Most fitness centers offer various resistance machines, free weights and other tools for strength training. But you don't need to invest in a gym membership or expensive equipment to reap the benefits of strength training. Hand-held weights or homemade weights—such as plastic soft drink bottles filled with water or sand—may work just as well. Resistance bands are another inexpensive option. Your own body weight counts, too. Try push-ups, abdominal crunches and leg squats.

3. Stretching

Most aerobic and strength training activities cause your muscles to contract and flex. For balance in your fitness training program, it's important to stretch those muscles, too. Stretching improves the range of motion of your joints and promotes better posture. Regular stretching can even help relieve stress.

Before you stretch, warm up by walking or doing a favorite exercise at low intensity for 5 to 10 minutes. Better yet, stretch after you exercise—when your muscles are warm and receptive to stretching. Ideally, you'll stretch whenever you exercise. If you don't exercise regularly, you might want to stretch at least three times a week after warming up to maintain flexibility. Activities such as yoga promote flexibility, too.

4. Core stability

The muscles in your abdomen, lower back and pelvis—known as your core muscles—help protect your back and connect upper and lower body movements. Core strength is a key element of a well-rounded fitness training program.
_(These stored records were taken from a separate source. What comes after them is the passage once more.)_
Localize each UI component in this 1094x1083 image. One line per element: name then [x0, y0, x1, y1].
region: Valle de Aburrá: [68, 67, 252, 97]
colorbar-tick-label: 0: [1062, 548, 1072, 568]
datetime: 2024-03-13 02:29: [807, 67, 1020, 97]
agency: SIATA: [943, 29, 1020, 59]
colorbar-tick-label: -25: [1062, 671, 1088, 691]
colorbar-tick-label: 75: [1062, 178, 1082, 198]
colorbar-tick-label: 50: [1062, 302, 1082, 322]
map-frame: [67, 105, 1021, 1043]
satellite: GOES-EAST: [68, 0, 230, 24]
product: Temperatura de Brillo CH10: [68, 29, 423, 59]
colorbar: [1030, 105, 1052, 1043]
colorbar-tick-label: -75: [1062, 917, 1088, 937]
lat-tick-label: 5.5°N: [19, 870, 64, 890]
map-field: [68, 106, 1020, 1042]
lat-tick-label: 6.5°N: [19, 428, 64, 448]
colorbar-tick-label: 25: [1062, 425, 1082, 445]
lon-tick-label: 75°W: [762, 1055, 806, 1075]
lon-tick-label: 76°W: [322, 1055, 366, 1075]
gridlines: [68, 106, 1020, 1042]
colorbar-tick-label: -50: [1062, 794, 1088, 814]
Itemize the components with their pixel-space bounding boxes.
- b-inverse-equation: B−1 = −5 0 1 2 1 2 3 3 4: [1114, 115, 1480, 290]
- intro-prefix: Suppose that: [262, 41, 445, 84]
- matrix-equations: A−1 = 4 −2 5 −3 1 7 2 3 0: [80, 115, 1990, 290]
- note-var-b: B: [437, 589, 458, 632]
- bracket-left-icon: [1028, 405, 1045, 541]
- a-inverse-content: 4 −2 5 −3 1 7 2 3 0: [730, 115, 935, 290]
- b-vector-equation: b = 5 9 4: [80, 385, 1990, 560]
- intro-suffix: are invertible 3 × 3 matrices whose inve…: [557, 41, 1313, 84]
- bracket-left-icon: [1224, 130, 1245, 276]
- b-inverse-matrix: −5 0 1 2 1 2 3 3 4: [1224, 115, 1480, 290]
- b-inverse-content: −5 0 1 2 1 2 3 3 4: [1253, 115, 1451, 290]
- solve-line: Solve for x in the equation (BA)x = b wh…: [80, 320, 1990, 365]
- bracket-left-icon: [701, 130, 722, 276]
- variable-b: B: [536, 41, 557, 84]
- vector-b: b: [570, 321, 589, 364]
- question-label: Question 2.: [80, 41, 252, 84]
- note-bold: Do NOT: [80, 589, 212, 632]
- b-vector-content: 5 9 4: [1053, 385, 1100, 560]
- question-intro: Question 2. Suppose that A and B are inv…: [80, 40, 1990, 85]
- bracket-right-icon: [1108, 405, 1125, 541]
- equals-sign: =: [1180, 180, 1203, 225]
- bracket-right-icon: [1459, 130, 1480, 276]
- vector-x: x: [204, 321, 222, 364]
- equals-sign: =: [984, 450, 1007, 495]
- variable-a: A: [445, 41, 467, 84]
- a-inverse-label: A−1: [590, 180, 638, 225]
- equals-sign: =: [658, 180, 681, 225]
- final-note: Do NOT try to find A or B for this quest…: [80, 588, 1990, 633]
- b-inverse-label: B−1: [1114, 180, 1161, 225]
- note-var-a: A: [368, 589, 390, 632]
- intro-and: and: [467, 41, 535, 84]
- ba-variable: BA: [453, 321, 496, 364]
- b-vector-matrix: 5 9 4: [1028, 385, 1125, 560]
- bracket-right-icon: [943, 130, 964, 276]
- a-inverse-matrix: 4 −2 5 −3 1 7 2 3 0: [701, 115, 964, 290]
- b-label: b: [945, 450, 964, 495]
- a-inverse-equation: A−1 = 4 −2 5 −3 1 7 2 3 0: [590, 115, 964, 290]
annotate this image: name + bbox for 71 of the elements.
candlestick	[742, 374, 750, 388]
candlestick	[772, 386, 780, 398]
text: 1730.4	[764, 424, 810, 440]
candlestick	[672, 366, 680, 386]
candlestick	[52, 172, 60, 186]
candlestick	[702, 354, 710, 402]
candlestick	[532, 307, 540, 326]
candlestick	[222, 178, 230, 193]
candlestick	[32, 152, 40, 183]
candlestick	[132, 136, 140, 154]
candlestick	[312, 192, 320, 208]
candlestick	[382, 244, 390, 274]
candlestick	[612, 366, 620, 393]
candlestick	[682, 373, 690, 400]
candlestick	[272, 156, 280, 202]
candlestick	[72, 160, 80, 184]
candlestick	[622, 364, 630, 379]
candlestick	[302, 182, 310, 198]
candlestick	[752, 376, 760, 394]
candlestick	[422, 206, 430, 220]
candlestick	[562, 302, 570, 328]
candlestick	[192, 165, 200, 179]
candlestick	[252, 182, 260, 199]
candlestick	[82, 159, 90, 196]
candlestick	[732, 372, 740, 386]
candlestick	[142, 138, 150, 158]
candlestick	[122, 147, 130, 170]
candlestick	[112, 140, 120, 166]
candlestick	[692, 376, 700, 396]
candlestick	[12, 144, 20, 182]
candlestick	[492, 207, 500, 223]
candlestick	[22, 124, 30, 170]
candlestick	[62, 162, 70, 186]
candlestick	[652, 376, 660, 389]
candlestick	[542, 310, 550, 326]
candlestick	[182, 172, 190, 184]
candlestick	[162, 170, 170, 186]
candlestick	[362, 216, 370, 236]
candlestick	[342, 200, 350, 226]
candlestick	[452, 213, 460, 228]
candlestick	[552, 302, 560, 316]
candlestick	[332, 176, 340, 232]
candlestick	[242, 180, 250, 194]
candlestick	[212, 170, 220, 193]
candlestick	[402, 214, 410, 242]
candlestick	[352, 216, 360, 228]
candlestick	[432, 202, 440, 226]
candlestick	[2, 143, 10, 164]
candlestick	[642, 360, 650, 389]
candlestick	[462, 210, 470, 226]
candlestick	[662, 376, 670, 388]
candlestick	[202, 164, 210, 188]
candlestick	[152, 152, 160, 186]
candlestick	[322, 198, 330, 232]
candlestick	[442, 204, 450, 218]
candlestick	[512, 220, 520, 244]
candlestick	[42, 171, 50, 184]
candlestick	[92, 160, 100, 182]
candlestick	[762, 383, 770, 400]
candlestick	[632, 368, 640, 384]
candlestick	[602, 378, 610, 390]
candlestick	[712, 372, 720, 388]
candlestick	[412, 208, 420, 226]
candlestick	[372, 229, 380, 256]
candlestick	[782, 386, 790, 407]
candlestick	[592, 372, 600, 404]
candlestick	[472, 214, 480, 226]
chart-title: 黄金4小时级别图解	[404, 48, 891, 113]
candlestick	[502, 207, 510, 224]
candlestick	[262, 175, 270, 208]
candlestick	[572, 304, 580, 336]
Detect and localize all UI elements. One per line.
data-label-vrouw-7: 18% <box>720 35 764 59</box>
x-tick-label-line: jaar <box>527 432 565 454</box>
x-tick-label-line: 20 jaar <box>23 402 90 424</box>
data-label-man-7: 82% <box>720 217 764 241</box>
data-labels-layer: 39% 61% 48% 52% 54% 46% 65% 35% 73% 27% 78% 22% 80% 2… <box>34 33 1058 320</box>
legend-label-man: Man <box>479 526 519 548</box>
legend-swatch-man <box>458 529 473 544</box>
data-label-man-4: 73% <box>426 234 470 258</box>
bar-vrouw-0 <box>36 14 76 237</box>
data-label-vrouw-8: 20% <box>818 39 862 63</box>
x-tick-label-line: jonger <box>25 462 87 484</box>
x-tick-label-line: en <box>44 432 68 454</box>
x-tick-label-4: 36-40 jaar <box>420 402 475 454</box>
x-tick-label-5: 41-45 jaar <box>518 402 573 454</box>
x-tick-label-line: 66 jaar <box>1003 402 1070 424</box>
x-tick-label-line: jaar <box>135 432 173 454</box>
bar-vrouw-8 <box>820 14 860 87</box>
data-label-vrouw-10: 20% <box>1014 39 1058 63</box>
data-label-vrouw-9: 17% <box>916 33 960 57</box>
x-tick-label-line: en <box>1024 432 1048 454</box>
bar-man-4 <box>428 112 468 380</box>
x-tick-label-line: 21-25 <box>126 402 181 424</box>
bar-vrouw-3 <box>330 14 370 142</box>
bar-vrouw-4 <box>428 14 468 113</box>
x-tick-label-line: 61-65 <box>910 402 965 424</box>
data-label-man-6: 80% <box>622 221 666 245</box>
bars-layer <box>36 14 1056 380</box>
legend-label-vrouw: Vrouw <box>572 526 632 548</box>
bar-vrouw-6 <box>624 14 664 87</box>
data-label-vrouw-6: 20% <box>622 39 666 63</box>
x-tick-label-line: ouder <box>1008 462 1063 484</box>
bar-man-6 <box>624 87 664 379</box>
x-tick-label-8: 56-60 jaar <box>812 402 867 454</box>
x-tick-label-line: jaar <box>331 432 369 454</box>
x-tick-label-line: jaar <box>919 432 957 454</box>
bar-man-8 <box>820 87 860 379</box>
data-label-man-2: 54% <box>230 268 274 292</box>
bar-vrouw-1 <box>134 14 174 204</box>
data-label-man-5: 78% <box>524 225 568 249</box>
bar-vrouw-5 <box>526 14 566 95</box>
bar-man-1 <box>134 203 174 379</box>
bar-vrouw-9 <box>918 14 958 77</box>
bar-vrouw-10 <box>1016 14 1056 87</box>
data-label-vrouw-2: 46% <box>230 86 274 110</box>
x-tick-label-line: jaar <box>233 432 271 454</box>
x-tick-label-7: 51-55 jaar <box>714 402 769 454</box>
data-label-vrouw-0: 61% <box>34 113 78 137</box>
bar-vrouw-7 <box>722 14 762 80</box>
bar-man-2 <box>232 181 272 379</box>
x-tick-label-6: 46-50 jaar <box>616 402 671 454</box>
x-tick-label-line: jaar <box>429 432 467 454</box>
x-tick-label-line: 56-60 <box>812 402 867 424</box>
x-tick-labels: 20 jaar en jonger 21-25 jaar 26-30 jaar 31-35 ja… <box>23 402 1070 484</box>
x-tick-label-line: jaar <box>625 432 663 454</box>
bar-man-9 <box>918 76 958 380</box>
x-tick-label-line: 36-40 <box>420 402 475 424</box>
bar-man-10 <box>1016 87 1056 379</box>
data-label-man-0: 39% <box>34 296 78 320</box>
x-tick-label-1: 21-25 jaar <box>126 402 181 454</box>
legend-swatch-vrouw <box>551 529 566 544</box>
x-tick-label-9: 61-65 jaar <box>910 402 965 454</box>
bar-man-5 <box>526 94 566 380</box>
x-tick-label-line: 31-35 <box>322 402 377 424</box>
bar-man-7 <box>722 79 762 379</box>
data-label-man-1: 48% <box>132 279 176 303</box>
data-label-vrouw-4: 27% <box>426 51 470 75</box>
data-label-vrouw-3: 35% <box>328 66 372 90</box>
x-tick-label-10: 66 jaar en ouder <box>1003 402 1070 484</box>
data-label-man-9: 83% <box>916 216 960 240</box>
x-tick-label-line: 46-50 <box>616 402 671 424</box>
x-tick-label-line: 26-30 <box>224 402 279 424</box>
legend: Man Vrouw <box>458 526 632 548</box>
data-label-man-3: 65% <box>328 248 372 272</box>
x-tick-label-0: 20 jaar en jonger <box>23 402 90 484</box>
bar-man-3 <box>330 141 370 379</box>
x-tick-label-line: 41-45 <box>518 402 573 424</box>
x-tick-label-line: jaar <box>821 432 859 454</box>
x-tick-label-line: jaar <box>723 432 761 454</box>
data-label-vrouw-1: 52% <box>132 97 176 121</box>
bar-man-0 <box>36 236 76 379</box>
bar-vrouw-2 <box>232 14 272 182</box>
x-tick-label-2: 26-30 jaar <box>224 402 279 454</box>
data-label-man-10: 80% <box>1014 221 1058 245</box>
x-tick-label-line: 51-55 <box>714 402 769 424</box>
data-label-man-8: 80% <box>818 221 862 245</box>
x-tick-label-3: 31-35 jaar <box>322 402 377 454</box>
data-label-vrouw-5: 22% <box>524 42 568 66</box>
Core exercises help train your muscles to brace the spine and enable you to use your upper and lower body muscles more effectively. So what counts as a core exercise? Any exercise that uses the trunk of your body without support, including abdominal crunches. You can also try various core exercises with a fitness ball.

5. Balance training

You can be strong, flexible and aerobically fit, yet still have poor balance. Training can help you maintain and improve balance. This is important since balance tends to deteriorate with age, which can lead to falls and fractures. Try standing on one leg for increasing periods of time to improve your overall stability. Activities such as tai chi can promote balance, too.

Cover all five elements

Whether you create your own fitness training program or enlist the help of a personal trainer, make aerobic fitness, muscular fitness, stretching, core exercise and balance training part of your overall exercise plan. It isn't necessary to fit each of the five elements into every fitness session, but factoring them into your regular routine can help you promote fitness for life.